Jahn verstand sich endlich dazu, ihm sein Boot zu vermiethen, aber er wollte selber mitfahren, und als ihm Jakobs das Doppelte bot, wenn er zu Hause bliebe, wurde er erst recht mißtrauisch, denn die Sache fing an ihm verdächtig vorzukommen. Am Ende wollte Jakobs, der die beiden Amerikaner nur so vorschob, mit seinem Boote, das ein braves, tüchtiges Seeboot war, durchgehen, und wenn er an die norwegische oder englische oder selbst an die holländische Küste damit anlief, konnte er selber nachher sehen, wie er es jemals wiederbekam. Solche Boote waren genug in Helgoland zu miethen, weshalb wollte er ihm gerade so viel dafür bezahlen? Er weigerte sich auch deshalb entschieden, auf einen derartigen Vertrag, so gern er auch Geld verdiene, und so nothwendig er es brauche, einzugehen. Wenn er sein Boot vermiethe, müsse er selber mit dabei sein – anders nicht. Außerdem habe er schon einen jungen Passagier, den er alle Nachmittage fahre, und dessen Vater ebenfalls gut für ihn bezahle; um vier Uhr müsse er also jedenfalls wieder zurück sein, seine Verbindlichkeit einzuhalten.
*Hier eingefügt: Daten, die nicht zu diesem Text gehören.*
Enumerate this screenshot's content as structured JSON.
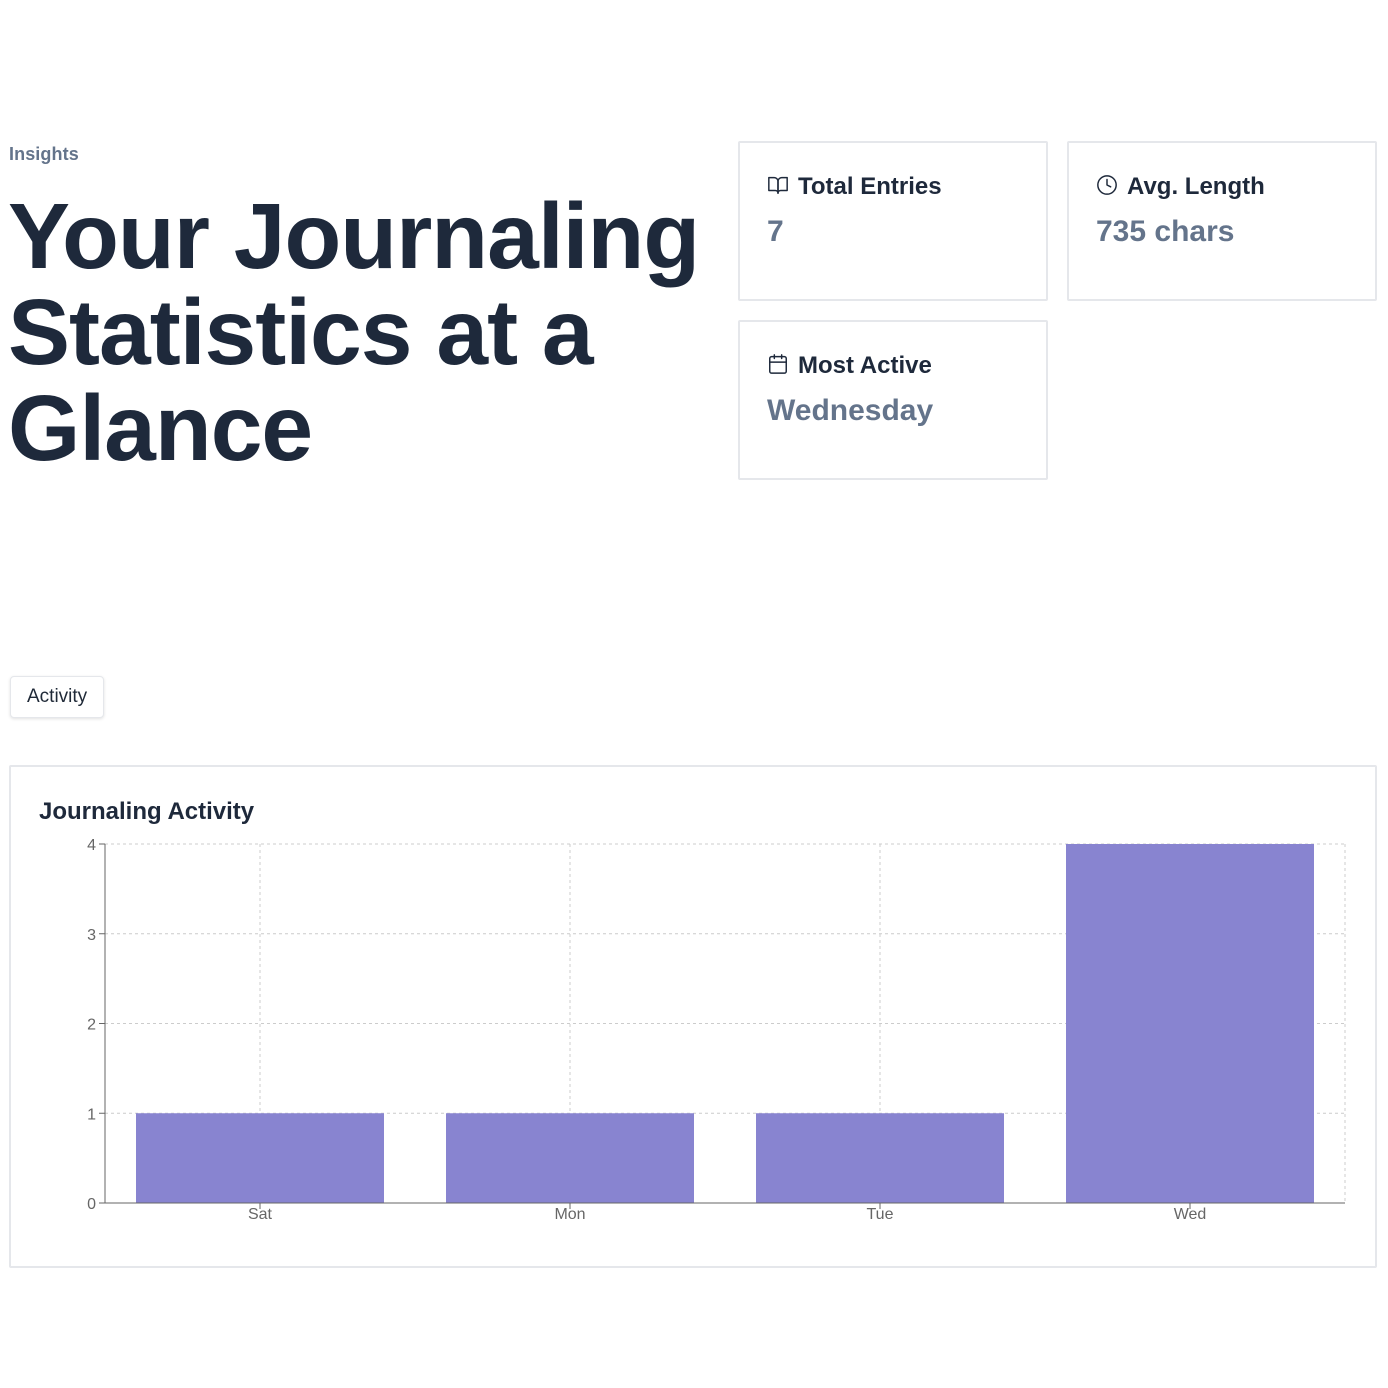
{
  "header": {
    "eyebrow": "Insights",
    "title": "Your Journaling Statistics at a Glance"
  },
  "stats": {
    "total": {
      "label": "Total Entries",
      "value": "7",
      "icon": "book-open-icon"
    },
    "avg": {
      "label": "Avg. Length",
      "value": "735 chars",
      "icon": "clock-icon"
    },
    "active": {
      "label": "Most Active",
      "value": "Wednesday",
      "icon": "calendar-icon"
    }
  },
  "tabs": [
    {
      "label": "Activity",
      "active": true
    }
  ],
  "colors": {
    "bar": "#8884d0",
    "grid": "#cccccc",
    "axis": "#666666"
  },
  "chart_data": {
    "type": "bar",
    "title": "Journaling Activity",
    "categories": [
      "Sat",
      "Mon",
      "Tue",
      "Wed"
    ],
    "values": [
      1,
      1,
      1,
      4
    ],
    "xlabel": "",
    "ylabel": "",
    "ylim": [
      0,
      4
    ],
    "yticks": [
      0,
      1,
      2,
      3,
      4
    ],
    "grid": true,
    "legend": "none"
  }
}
Als Jakobs sah, daß er mit dem Alten auf keine andere Weise fertig wurde, nahm er endlich seine Bedingungen an. Um eilf Uhr sollte das Boot segelfertig am Strande liegen, wo sie dann hinausfahren, und wo möglich ein wenig nach der Mündung der Elbe zu halten wollten, um Seehunde zu schießen. Deren gab es dort allerdings, wenn sie ein Boot auch nicht gern auf Schußnähe hinanließen. Das blieb sich aber auch gleich; Jahn hatte schon oft solche Sonntagsjäger gefahren, die, wenn sie nachher keine Seehunde zum Schuß bekamen, eben so gern auf Möven und alles Andere, was Leben zeigte, schossen – wenn sie es nur knallen hörten.
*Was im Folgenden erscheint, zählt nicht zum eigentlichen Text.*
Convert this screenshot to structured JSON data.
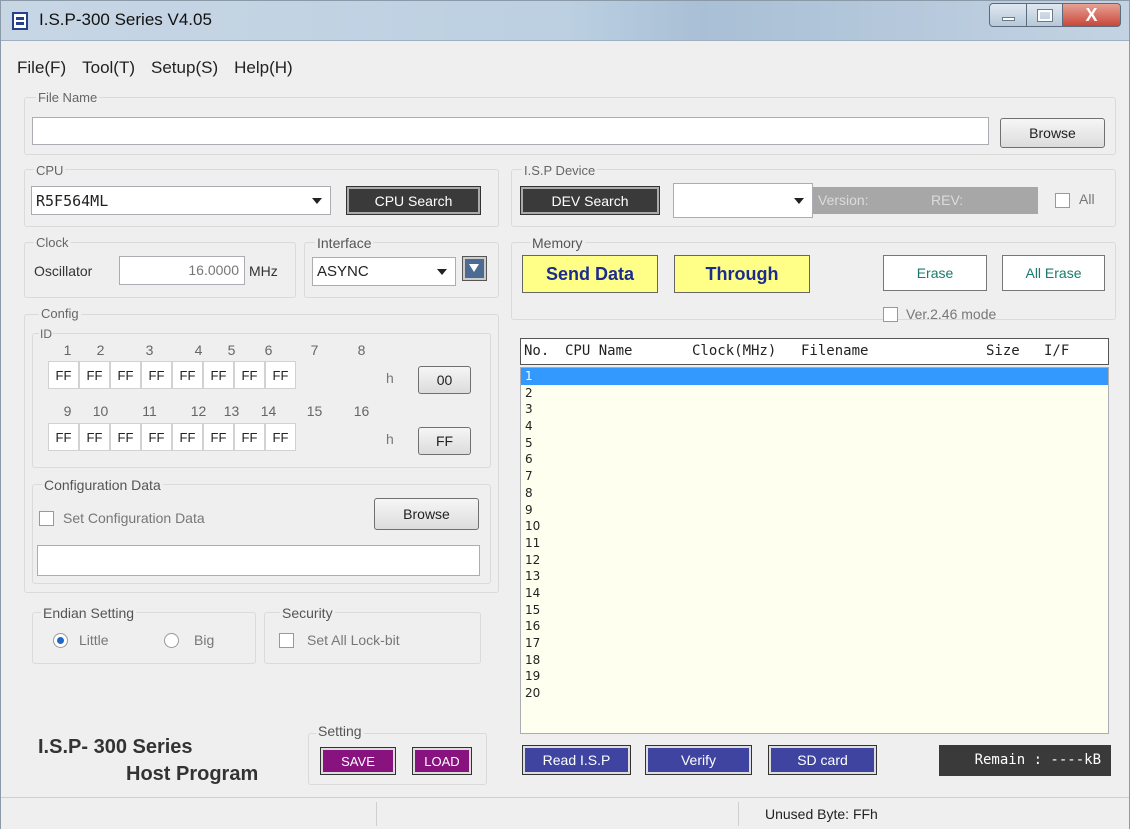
{
  "window": {
    "title": "I.S.P-300 Series V4.05",
    "close_glyph": "X"
  },
  "menu": [
    "File(F)",
    "Tool(T)",
    "Setup(S)",
    "Help(H)"
  ],
  "file_name": {
    "legend": "File Name",
    "value": "",
    "browse": "Browse"
  },
  "cpu": {
    "legend": "CPU",
    "selected": "R5F564ML",
    "search": "CPU Search"
  },
  "isp_device": {
    "legend": "I.S.P Device",
    "dev_search": "DEV Search",
    "selected": "",
    "version_label": "Version:",
    "rev_label": "REV:",
    "all_label": "All"
  },
  "clock": {
    "legend": "Clock",
    "oscillator_label": "Oscillator",
    "value": "16.0000",
    "unit": "MHz"
  },
  "interface": {
    "legend": "Interface",
    "selected": "ASYNC"
  },
  "config": {
    "legend": "Config",
    "id_label": "ID",
    "row1_nums": [
      "1",
      "2",
      "3",
      "4",
      "5",
      "6",
      "7",
      "8"
    ],
    "row1_vals": [
      "FF",
      "FF",
      "FF",
      "FF",
      "FF",
      "FF",
      "FF",
      "FF"
    ],
    "row2_nums": [
      "9",
      "10",
      "11",
      "12",
      "13",
      "14",
      "15",
      "16"
    ],
    "row2_vals": [
      "FF",
      "FF",
      "FF",
      "FF",
      "FF",
      "FF",
      "FF",
      "FF"
    ],
    "h": "h",
    "btn1": "00",
    "btn2": "FF"
  },
  "config_data": {
    "legend": "Configuration Data",
    "checkbox_label": "Set Configuration Data",
    "browse": "Browse",
    "path": ""
  },
  "endian": {
    "legend": "Endian Setting",
    "little": "Little",
    "big": "Big",
    "selected": "Little"
  },
  "security": {
    "legend": "Security",
    "checkbox_label": "Set All Lock-bit"
  },
  "memory": {
    "legend": "Memory",
    "send_data": "Send Data",
    "through": "Through",
    "erase": "Erase",
    "all_erase": "All Erase",
    "ver_mode": "Ver.2.46 mode"
  },
  "list": {
    "headers": [
      "No.",
      "CPU Name",
      "Clock(MHz)",
      "Filename",
      "Size",
      "I/F"
    ],
    "rows": [
      "1",
      "2",
      "3",
      "4",
      "5",
      "6",
      "7",
      "8",
      "9",
      "10",
      "11",
      "12",
      "13",
      "14",
      "15",
      "16",
      "17",
      "18",
      "19",
      "20"
    ],
    "selected_row": "1"
  },
  "bottom": {
    "read": "Read I.S.P",
    "verify": "Verify",
    "sd_card": "SD card",
    "remain": "Remain : ----kB",
    "setting_legend": "Setting",
    "save": "SAVE",
    "load": "LOAD",
    "brand_line1": "I.S.P- 300  Series",
    "brand_line2": "Host Program"
  },
  "status": {
    "unused_byte": "Unused Byte: FFh"
  },
  "colors": {
    "send_bg": "#ffff88",
    "btn_blue": "#3f44a0",
    "btn_purple": "#88137f",
    "list_bg": "#fffff0",
    "selection": "#3399ff"
  }
}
Zur bestimmten Zeit lag er übrigens mit seinem Boote, wie er versprochen hatte, bereit. Jakobs brachte dann ein paar Körbe herunter, in denen Provisionen, Schießgeräthschaften, Bücher und Mäntel lagen – was Jahn wenigstens oberflächlich davon sehen konnte – und als das Alles in die kleine Kajüte weggestaut war, kamen die beiden Amerikaner, denen ein Bedienter mit Gewehren auf der Schulter folgte, die Treppe herunter, und gingen an Bord. Der Bediente wurde wieder zurück geschickt, und während Jahn am Steuer stand, hob Jakobs den kleinen Anker auf, löste die Segel, und, von der frischen Brise geführt, standen sie bald nach Westen hinüber in See.
Der alte Amerikaner, dessen Name Slocum war, hatte im Anfange ziemlich theilnahmlos neben Jahn gesessen, und auf das Wasser hinausgeschaut. Er schien sich nicht besonders viel aus der ganzen Fahrt zu machen, zu der er sich auch wirklich nur aus Gefälligkeit gegen den jungen Williams entschlossen. Als sie aber weiter hinauskamen, und die Brise so kräftig in die Segel faßte, daß ihr kleines Fahrzeug ordentlich über das Wasser hinüber tanzte, fühlte auch er wol den Einfluß der frischen Luft, der freien Bewegung des Bootes. Sein Gesicht nahm eine lebhaftere Färbung an, seine Augen selber bekamen einen höhern Glanz, und er nickte von Zeit zu Zeit still und vergnügt vor sich hin, ja er fing sogar an, sich mit dem alten Seemann zu unterhalten und ihn nach dem und jenem Punkte der fernen deutschen, eben sichtbaren Küste, nach den Kirchen- und Leuchtthürmen und einzelnen Dünen zu fragen, über die ihm Jahn allerdings genauen Bescheid zu geben vermochte.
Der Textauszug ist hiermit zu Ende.